Rating:5 User: Matt_B

This excellent multi-player strategy game was written by Julian Gollop who would later go on to write the likes of Rebelstar, Laser Squad and UFO: Enemy Unknown. Allegedly, Chaos was released before it was completed and, not surprisingly, looks a bit rough around the edges in places. Still, that doesn't matter too much when you get into the game.

There are up to eight wizards in play, any of which can be computer controlled or given to a human player. Each wizard gets a random set of spells, some of which are more useful than others. However, the game balances itself somewhat in that the most powerful spells are relatively difficult to cast; a weak giant rat spell will always work, however the golden dragon might only have a 10% chance. To improve your chances you can try to wait until the cosmic balance shifts towards law or chaos; you can influence it a bit with your choices but might have to wait some time. Alternatively spells can be cast as illusions and will always work; however they can be instantly destroyed with the disbelieve spell, which you can expect computer opponents to use at the slightest provocation.

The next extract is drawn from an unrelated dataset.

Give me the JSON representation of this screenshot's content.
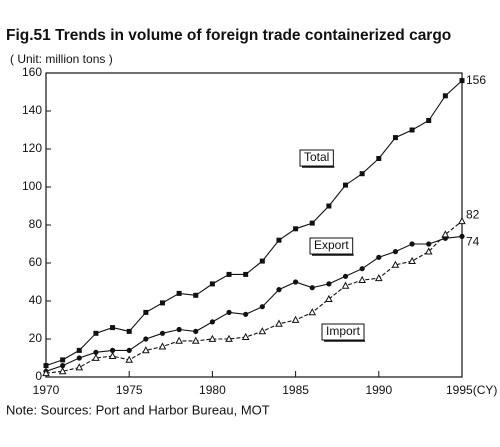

Aside from summoning creatures, spells can have a variety of effects such as building impregnable castles, magical attacks on other wizards. Of particularly devastating possibility are the gooey blob and magic fire, both of which can eventually swamp the entire map and swallow up opposing creatures and wizards into the process.

If this all sounds complicated, don't worry; it isn't. Unlike most strategy games, Chaos proceeds at a positively breakneck pace and you can get the basics of it within a few minutes.

On the downside, the game isn't totally fair; sometimes you might get taken out on the first turn by a magic bolt, or be given a particularly rotten set of spells. However, over a long session things tend to even out, and particularly successful players can expect to be ganged up against in true Machiavellian fashion by those less fortunate.

Where most computer games are relatively solitary affairs, or at best involve a couple of players, Chaos succeeds admirably as a social game that can be enjoyed by a big group of friends. It's practically unique in that respect amongst Spectrum games which is enough to make it a winner. It's perhaps less fun as a one player game, but those in search of a stern challenge can always try to take on seven high level computer wizards by themselves.